Viewers have forgiven Don Draper for endless affairs, Walter White for cooking meth, and Tony Soprano for killing people. Will they forgive Sara Hadley for cheating on her husband?
Hadley, played by Hannah Ware, is the protagonist of ABC's upcoming "Betrayal," a 13-episode series that follows her affair with a man who, she soon realizes, is trying to bring down her husband.
"We're not boiling anybody down to heroes or villains. It's risky to the extent that we're aiming high," executive producer David Zabel said at a Television Critics Association panel on Sunday. He said the show "hangs on the premise that the audience will have an appetite for sophisticated storytelling."
The show will test whether viewers can overcome a longstanding double standard about cheating. Sex columnist Dan Savage recently asked fans to consider, as a thought experiment, how people would have treated Hillary Clinton if she, rather than Bill, had cheated with an intern.
Zabel thinks "Betrayal" can overcome the double standard: "They've overcome it on 'Scandal."
Well, kind of: "Scandal" protoganist Olivia Pope (Kerry Washington) has had an affair with the president, but at least she isn't married to someone else. He is. Olivia may be the other woman, but he's the cheater.

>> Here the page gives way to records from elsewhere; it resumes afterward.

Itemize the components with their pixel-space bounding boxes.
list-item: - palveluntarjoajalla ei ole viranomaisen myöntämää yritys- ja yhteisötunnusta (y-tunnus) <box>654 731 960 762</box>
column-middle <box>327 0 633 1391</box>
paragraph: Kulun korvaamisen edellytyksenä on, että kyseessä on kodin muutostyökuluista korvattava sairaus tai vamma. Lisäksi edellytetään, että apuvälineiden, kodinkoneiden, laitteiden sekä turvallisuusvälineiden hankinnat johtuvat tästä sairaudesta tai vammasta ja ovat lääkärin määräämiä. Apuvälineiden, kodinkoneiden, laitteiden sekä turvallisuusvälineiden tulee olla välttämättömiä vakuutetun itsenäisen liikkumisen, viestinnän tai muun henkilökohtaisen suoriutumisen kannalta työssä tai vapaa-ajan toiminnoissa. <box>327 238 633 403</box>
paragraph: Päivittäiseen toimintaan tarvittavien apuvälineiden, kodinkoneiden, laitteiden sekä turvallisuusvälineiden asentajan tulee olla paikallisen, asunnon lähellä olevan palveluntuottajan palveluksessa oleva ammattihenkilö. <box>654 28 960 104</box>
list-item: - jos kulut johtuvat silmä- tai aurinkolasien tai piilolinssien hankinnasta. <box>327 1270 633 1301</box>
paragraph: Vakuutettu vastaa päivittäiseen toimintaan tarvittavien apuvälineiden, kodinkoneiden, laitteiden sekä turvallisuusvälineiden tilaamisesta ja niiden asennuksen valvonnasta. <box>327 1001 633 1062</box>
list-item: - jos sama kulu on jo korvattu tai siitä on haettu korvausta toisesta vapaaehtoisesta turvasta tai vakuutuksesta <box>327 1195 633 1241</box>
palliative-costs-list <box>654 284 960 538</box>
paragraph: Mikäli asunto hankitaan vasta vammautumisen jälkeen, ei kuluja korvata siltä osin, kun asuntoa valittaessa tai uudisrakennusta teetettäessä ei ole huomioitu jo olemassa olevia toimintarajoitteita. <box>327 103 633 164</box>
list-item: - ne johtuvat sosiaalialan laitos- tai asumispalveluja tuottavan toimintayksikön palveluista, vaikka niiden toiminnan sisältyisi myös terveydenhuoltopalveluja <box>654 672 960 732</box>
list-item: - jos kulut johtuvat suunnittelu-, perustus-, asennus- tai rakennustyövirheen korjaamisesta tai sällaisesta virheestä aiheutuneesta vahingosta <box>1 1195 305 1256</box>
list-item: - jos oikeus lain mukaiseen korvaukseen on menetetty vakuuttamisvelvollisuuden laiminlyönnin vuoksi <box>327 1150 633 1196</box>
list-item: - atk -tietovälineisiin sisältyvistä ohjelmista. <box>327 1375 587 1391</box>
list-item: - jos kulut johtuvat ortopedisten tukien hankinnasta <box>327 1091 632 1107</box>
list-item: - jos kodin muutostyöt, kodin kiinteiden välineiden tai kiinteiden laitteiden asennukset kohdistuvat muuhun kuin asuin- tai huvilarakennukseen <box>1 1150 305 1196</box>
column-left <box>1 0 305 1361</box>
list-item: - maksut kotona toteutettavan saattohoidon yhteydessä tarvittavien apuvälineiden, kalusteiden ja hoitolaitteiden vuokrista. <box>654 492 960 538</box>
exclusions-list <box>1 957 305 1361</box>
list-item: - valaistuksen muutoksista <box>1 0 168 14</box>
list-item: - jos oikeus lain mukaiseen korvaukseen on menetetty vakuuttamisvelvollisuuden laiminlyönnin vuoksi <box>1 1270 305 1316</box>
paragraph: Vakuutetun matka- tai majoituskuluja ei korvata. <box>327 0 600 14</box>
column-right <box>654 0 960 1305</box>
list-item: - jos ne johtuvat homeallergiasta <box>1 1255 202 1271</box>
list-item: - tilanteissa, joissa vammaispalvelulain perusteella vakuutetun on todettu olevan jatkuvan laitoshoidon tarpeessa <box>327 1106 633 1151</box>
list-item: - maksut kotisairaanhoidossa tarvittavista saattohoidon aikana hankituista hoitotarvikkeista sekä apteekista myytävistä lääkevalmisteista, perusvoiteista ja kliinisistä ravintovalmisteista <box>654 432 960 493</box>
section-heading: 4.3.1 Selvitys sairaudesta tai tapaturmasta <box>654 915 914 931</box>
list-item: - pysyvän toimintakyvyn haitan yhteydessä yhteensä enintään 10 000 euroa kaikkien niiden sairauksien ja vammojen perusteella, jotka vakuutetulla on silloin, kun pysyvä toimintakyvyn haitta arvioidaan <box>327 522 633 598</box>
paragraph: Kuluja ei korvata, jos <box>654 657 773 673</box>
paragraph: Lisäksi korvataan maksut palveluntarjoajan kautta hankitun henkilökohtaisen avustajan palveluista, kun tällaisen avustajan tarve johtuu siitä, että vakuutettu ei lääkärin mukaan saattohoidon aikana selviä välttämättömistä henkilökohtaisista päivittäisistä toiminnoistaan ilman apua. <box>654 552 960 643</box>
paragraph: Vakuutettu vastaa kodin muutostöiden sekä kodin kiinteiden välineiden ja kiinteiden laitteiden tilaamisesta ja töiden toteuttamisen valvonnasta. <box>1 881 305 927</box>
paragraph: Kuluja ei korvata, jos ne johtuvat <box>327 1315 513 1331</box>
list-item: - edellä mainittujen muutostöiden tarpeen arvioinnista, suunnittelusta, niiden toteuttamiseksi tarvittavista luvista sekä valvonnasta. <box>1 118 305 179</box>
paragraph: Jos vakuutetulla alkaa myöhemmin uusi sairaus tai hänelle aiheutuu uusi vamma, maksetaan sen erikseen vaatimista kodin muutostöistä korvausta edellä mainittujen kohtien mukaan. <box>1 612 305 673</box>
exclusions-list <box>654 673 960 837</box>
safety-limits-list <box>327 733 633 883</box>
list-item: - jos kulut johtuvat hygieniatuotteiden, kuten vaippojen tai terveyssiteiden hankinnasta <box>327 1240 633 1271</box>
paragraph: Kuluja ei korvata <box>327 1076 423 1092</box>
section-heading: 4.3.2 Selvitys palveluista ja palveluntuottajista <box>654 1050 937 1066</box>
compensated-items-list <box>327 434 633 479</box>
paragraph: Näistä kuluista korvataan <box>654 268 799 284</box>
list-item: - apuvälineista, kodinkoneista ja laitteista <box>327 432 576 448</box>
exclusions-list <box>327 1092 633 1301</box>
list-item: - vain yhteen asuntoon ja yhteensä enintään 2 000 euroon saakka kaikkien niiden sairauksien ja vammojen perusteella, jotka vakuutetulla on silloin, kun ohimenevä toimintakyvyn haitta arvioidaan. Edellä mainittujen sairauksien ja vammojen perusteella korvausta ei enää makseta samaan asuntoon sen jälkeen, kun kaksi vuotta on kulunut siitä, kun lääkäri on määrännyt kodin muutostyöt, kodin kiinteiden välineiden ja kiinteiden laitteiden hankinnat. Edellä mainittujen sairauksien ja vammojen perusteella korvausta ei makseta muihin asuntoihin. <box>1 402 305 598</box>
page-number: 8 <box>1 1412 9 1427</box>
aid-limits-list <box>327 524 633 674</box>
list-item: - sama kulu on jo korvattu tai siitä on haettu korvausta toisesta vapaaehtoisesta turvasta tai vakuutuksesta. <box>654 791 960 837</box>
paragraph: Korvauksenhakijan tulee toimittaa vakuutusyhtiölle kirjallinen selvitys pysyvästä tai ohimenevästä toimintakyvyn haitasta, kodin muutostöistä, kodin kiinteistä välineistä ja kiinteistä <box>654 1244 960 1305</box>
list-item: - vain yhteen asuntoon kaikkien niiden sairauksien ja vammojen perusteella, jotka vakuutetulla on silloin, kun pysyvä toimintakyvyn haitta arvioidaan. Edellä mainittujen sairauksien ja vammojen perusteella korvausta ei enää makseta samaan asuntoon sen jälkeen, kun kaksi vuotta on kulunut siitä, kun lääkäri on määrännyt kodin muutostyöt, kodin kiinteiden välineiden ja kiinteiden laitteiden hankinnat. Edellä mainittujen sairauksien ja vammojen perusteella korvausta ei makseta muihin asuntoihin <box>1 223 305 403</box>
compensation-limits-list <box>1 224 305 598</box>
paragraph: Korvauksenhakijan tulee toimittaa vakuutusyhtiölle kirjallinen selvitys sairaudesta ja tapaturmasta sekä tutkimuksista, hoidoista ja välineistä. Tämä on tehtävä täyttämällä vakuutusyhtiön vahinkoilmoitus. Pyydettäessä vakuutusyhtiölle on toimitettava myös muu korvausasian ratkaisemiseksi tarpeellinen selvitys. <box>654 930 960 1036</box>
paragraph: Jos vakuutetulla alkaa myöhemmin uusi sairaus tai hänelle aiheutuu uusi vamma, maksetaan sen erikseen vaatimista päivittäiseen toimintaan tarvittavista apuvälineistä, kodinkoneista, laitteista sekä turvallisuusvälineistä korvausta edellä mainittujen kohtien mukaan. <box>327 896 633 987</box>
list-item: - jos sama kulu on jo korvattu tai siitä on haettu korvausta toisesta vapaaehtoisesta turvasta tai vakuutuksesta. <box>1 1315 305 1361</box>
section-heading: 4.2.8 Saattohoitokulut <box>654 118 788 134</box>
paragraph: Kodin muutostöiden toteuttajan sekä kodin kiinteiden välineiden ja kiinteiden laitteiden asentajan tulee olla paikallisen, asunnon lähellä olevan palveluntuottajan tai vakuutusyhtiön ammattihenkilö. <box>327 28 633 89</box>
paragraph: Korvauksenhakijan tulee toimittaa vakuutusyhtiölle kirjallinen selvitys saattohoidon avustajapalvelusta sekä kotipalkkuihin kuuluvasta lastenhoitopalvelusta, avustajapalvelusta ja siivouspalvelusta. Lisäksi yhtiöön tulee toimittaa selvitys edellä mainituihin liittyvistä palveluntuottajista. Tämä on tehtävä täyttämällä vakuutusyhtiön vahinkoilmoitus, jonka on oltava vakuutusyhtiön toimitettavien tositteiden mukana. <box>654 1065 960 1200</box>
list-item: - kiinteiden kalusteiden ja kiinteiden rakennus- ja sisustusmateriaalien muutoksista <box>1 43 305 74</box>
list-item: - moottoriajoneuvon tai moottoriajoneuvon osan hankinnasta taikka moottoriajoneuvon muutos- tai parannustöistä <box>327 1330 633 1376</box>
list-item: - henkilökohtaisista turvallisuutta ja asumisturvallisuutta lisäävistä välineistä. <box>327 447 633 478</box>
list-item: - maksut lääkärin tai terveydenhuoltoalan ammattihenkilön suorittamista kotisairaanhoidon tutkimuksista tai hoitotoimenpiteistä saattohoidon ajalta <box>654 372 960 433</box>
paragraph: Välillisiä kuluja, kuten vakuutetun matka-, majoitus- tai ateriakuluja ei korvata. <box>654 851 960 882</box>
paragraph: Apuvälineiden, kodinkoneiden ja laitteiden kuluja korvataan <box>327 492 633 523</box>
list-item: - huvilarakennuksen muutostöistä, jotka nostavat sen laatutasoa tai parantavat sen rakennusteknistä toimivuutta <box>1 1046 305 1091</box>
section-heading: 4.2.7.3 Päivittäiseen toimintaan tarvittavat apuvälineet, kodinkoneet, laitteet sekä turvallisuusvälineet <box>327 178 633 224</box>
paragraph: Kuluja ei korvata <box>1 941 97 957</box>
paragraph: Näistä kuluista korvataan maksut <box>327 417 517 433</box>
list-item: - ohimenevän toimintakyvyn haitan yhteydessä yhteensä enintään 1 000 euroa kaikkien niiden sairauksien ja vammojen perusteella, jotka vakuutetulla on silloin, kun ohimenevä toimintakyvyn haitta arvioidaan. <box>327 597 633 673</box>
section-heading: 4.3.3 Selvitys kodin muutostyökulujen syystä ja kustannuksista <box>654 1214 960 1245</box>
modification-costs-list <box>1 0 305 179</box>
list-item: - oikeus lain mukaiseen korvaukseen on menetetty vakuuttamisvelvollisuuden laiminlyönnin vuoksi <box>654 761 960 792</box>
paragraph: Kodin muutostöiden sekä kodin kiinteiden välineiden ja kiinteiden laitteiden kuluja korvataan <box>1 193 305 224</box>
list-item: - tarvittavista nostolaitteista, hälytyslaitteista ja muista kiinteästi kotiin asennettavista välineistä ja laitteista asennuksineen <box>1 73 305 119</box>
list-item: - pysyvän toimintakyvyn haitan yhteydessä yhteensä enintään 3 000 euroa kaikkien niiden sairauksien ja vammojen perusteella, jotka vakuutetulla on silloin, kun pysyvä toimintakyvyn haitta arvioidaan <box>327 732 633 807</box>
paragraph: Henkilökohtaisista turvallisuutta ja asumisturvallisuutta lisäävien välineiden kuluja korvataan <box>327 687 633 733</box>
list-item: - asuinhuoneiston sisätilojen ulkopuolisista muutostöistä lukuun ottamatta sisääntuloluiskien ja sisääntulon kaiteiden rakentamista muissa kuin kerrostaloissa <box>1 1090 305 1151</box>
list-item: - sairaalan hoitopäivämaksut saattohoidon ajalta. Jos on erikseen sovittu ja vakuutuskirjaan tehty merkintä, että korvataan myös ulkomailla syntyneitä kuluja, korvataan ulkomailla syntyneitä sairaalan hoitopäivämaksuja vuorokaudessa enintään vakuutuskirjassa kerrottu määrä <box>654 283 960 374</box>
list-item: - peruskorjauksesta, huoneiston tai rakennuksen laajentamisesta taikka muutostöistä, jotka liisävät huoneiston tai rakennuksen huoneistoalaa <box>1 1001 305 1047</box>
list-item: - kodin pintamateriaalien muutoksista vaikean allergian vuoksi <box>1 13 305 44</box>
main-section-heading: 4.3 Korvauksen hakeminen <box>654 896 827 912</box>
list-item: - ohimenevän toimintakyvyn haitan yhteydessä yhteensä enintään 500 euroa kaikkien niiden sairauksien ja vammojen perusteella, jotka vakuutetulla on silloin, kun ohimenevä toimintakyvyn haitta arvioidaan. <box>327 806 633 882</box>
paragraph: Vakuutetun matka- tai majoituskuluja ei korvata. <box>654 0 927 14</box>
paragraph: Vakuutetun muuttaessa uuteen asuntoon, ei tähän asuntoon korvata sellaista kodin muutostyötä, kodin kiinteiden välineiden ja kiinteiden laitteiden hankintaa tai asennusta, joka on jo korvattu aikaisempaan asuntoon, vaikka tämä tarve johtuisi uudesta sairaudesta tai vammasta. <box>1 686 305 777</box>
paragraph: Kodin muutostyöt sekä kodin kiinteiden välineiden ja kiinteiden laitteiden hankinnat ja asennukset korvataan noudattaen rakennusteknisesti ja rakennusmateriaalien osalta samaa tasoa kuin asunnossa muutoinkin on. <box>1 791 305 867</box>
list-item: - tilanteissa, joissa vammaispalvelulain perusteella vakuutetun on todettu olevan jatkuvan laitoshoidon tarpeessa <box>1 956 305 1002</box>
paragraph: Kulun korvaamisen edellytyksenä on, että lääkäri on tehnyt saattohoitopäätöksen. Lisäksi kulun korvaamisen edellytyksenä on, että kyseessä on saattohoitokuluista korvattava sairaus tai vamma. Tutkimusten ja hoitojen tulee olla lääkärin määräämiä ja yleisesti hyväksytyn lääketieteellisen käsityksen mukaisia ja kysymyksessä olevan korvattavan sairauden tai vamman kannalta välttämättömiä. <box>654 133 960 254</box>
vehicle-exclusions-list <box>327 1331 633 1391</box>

Cable audiences have winced through Don Draper's dalliances, but broadcast viewers seem less permissive. Fox's "Lonestar," about a man leading a double life with a wife and girlfriend, was canceled after two episodes.
"Betrayal" asks audiences to not only sympathize with a cheater, but sympathize with a cheating woman. So far, they haven't even been kind to non-cheating women.
One of the mysteries of "Breaking Bad" is why audiences spent so many seasons rooting for Walt even as they detested his wife, Skyler, for objecting to his meth-making. Eventually she had an affair, and it nearly brought Walt's empire down.
Yes, soap operas have found countless women torn between their cold husbands and hotblooded young lovers. But this is primetime. And Hadley's husband is sympathetic.
Executive producer Lisa Zwerling said most of the "Betrayal" writers are married, and find themselves rooting for all of the characters. They tried to portray an affair without casting blame.
"It's kind of how it really goes down," she said. "There's no clear bad guys."
Viewers may not see guys. The question is whether they'll see a bad woman.
(For the record: An earlier version of this story incorrectly said Henry Thomas plays Hadley's husband. In point of fact, he plays another character.)